Pregnancy Category C In embryo–fetal development studies in rats and rabbits, there was no evidence of teratogenicity following administration of up to 12.5 and 15 mg/kg/day, respectively (1.5 and 3. 6 times, respectively, the MRHD of 80 mg on a mg/m2 basis) throughout organogenesis. However, in rat reproduction studies, an increase in stillborn pups, a decrease in pup weight, and an increase in pup deaths during the first 7 days postpartum occurred following maternal exposure to 12 mg/kg/day (1.5 times the MRHD on a mg/m2 basis) during gestation or 7.5 mg/kg/day (0. 9 times the MRHD on a mg/m2 basis) during gestation and lactation. Prozac should be used during pregnancy only if the potential benefit justifies the potential risk to the fetus Nonteratogenic Effects Neonates exposed to Prozac and other SSRIs or serotonin and norepinephrine reuptake inhibitors (SNRIs), late in the third trimester have developed complications requiring prolonged hospitalization, respiratory support, and tube feeding. Infants exposed to SSRIs in late pregnancy may have an increased risk for persistent pulmonary hypertension of the newborn (PPHN)

Key Points:

• Pregnancy Category C: Prozac should be used during pregnancy only if the potential benefit justifies the potential risk to the fetus.
• Potential Risks: Increased risk of stillborn pups, decreased pup weight, and increased pup deaths in rat reproduction studies.
• Nonteratogenic Effects: Neonates exposed to Prozac may develop complications requiring prolonged hospitalization, respiratory support, and tube feeding.
• PPHN Risk: Infants exposed to SSRIs in late pregnancy may have an increased risk for persistent pulmonary hypertension of the newborn (PPHN) 3. Prozac is not entirely safe in pregnancy, and its use should be carefully considered, weighing the potential benefits against the potential risks to the fetus.

From the Research

Safety of Prozac in Pregnancy

The safety of Prozac (fluoxetine) in pregnancy is a topic of ongoing research and debate. Several studies have investigated the potential risks and benefits of using Prozac during pregnancy.

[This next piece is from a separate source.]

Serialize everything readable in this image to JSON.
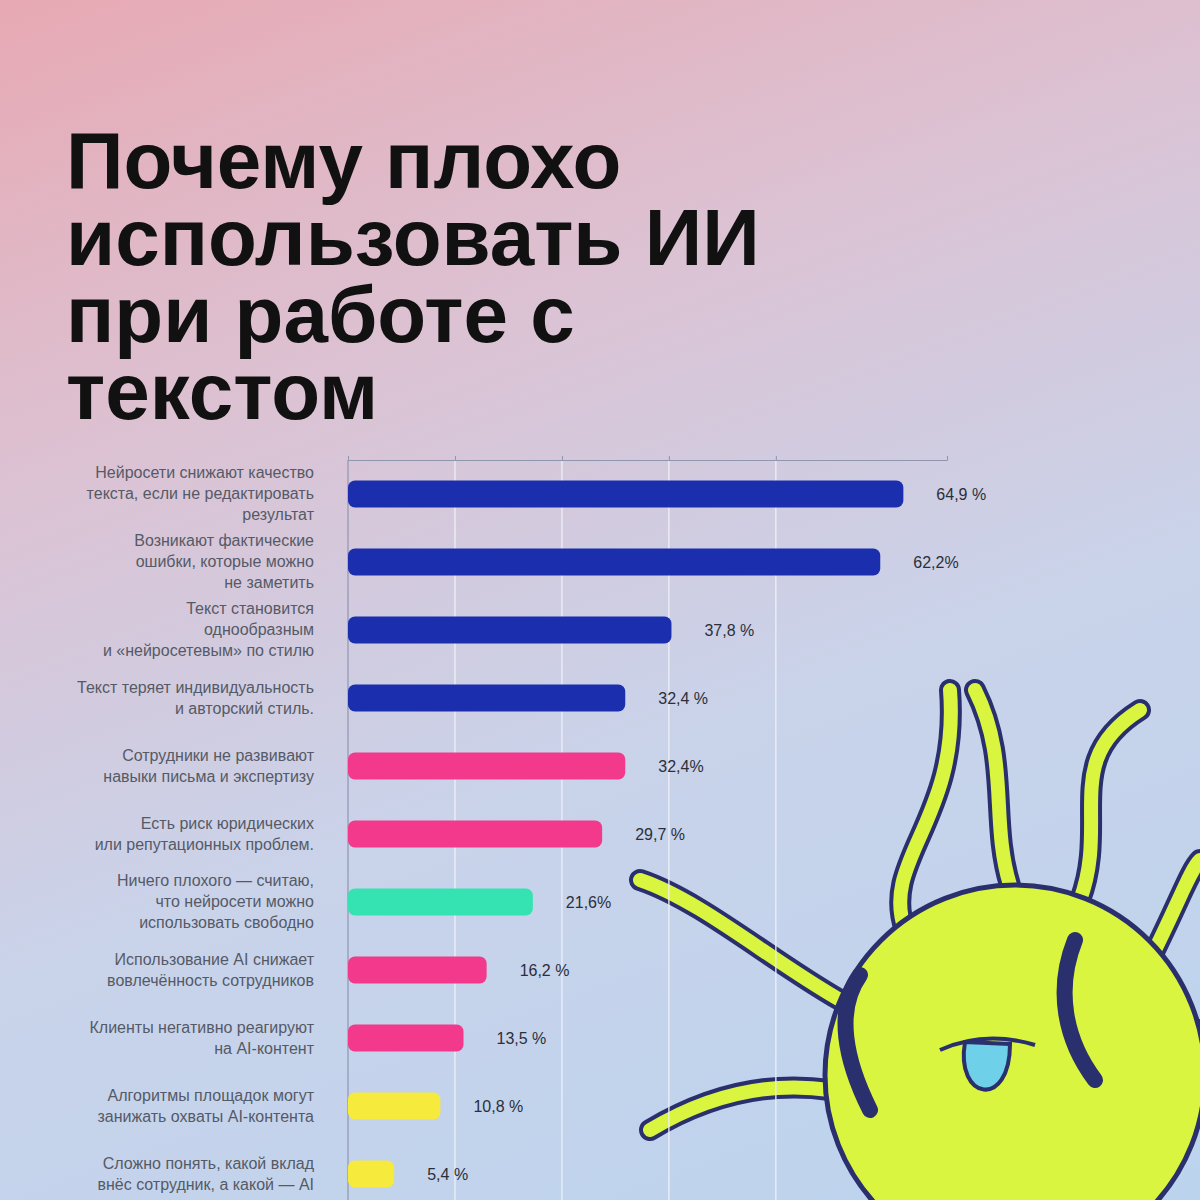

• A literature review conducted in 2017 4 found that paroxetine and fluoxetine have the strongest association with negative outcomes, such as significant malformations, persistent pulmonary hypertension of the newborn (PPHN), and poor neonatal adaptation syndrome (PNAS).
• A study published in 2002 5 found that fluoxetine exposure during pregnancy has transient effects on fetal status, including decreases in uterine artery blood flow, fetal PO2, and oxygen saturation.
• Another study published in 2004 6 found no significant differences in obstetrical outcome variables between women with exposure to fluoxetine and those without a history of depression.
• A systematic review and meta-analysis published in 2013 7 found that the odds ratio for major malformations associated with maternal fluoxetine use was 1.12 (95% CI 0.98 to 1.28), suggesting that women who are treated with fluoxetine during the first trimester of pregnancy do not appear to have an increased risk of major fetal malformations.
• A more recent study published in 2021 8 found that prenatal stress-induced neurobehavioural abnormalities, HPA-axis functioning, and underlying brain alterations in rat dams and their offspring can be affected by fluoxetine treatment, with dose-dependent effects on the offspring.

Key Findings

• The current evidence suggests that Prozac may have transient effects on fetal status, but the long-term risks and benefits of using Prozac during pregnancy are still unclear.
• The decision to use Prozac during pregnancy should be made on a case-by-case basis, taking into account the individual woman's medical history, the severity of her depression, and the potential risks and benefits of treatment.
• Further research is needed to fully understand the effects of Prozac on fetal development and to inform evidence-based treatment guidelines for pregnant women with depression.